Therefore it is important and fair that the Applicant had an opportunity to know on what basis it was being tendered.
- In the circumstances, Court finds that there is some merit in the Applicant’s ground that the acceptance of PW2’s statement
as evidence consistent with the medical report and PW1’s evidence is flawed.
That the Learned Magistrate erred in law and in fact when he failed to consider the victim’s statement that she had been sexually
assaulted by her father in 2008 thus creating a shadow of doubt that intercourse with the Appellant had taken place;
- The victim never stated in her evidence that her father sexually assaulted her. Nevertheless, PW2’s statement included that
her former husband had sexually assaulted the victim. The Applicant in his evidence denied having intercourse with the victim.
- It is clear the Learned Magistrate did not give any weight to the evidence of PW2 in respect to her former husband sexually assaulting
PW1 but accepted PW1 as a credible witness. The Learned Magistrate had relied on the medical report and its finding that victim’s
hymen missing to come to the conclusion that a sexual intercourse had taken place. The medical report did not however implicate the
Applicant. It appears that the fact that PW.1 had been sexually abused by her father could have created a reasonable doubt in PW1’s
evidence. Therefore, there are some merits in this ground.

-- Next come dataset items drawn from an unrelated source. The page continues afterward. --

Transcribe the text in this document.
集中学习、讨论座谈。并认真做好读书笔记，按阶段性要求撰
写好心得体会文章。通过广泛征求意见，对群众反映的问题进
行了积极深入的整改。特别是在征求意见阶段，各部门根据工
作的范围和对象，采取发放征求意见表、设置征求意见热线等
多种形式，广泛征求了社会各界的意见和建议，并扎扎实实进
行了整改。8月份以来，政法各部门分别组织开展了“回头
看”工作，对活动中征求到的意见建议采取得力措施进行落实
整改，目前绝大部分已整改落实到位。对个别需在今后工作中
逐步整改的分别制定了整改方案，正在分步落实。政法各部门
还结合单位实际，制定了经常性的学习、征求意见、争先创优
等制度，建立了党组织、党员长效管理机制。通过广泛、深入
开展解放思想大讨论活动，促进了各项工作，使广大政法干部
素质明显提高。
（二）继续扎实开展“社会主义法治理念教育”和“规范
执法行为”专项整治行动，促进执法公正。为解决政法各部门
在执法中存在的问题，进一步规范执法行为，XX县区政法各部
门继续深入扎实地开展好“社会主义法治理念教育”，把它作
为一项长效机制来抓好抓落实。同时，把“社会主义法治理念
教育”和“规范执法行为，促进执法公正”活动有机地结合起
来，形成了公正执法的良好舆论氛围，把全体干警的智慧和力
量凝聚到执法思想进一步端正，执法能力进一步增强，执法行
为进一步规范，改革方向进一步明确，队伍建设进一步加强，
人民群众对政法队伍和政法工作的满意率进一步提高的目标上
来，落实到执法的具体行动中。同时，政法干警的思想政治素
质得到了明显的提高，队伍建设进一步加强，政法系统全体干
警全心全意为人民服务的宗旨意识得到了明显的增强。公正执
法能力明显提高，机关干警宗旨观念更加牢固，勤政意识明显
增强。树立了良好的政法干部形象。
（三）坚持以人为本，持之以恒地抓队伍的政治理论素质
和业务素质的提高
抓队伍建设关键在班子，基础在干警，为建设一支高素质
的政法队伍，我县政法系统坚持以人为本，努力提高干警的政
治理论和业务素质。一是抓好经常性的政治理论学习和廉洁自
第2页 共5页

That the Learned Magistrate erred in law and in fact when he failed to take into account that the Complainant said his birthday was
on 18/6/2012 when he came to meet her but he said his birthday was 18/4/2012.
- The respondent has submitted that this ground is not relevant to the charge of Defilement and therefore has no merits and should be
refused. It appears that the Learned Magistrate has failed to take into consideration the inconsistency of the PW.1’s evidence
in respect of Applicant’s birthday. However, I do not find this inconsistency to be material enough so as to reject PW.1’s
evidence. Therefore, I find this ground is not meritorious.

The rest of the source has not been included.